On veut ériger des murs au sein même d’une société, entre communautés laïques ou religieuses, on se replie sur son pré carré, sa famille, son clan, sa communauté 

AS : Bien sûr, l’amour est la seule force qui sauve de tout, même du pire. En tout cas, je veux y croire. Sinon, que reste-t-il ? Il était important pour moi qu’il y ait autant de haine que d’amour dans ce roman, que l’un « rattrape » l’autre.

J’aime les histoires d’amour improbables, qui se moquent des barrières justement, comme celle qui, dans le roman, naît entre une Palestinienne de Gaza et un ancien ultra-orthodoxe. Quant à l’amour entre Éli Bishara et Ana Güler, il a survécu à une épidémie (Adieu Jérusalem), à l’antisémitisme, à la guerre, au communautarisme, il écrase tout le reste.

MEE : Avez-vous eu des échos de lecteurs israéliens ou palestiniens, le roman étant disponible en vente en ligne ? 

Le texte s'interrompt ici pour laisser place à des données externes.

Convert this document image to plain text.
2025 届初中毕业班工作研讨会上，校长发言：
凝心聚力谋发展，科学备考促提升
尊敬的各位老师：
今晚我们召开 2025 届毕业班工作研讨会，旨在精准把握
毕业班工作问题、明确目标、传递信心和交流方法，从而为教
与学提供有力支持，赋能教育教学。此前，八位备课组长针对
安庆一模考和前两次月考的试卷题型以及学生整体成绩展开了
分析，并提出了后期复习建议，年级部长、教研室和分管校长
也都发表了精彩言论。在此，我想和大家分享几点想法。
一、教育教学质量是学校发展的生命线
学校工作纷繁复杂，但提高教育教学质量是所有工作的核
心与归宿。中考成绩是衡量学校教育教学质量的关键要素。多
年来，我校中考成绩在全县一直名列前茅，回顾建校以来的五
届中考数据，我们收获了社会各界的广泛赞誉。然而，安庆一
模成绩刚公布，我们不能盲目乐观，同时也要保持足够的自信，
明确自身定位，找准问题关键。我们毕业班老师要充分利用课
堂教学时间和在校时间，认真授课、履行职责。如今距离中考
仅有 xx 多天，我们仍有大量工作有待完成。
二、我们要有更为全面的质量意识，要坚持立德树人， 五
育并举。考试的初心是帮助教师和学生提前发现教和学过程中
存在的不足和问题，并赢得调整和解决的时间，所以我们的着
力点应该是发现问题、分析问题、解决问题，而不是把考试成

AS : Je n’ai pas encore eu d’échos de lecteurs palestiniens mais j’ai eu quelques échos excellents de lecteurs israéliens, heureux des signaux d’espoir envoyés par ce roman.

MEE : La journaliste que vous êtes est révoltée par la situation en Palestine et en Israël, mais l’écrivaine, elle, comment gère-t-elle cette colère, comment dialogue-t-elle avec la journaliste ? 

AS : Oui, la journaliste que je suis est révoltée contre ce conflit qui perdure et la façon dont la communauté internationale a abandonné les Palestiniens.

La journaliste se sent impuissante à force de raconter encore et encore les espoirs brisés, et c’est là où la romancière peut prendre le relais en racontant l’Histoire au travers de destins individuels et en recréant de l’espoir là où, a priori, il n’y en a plus.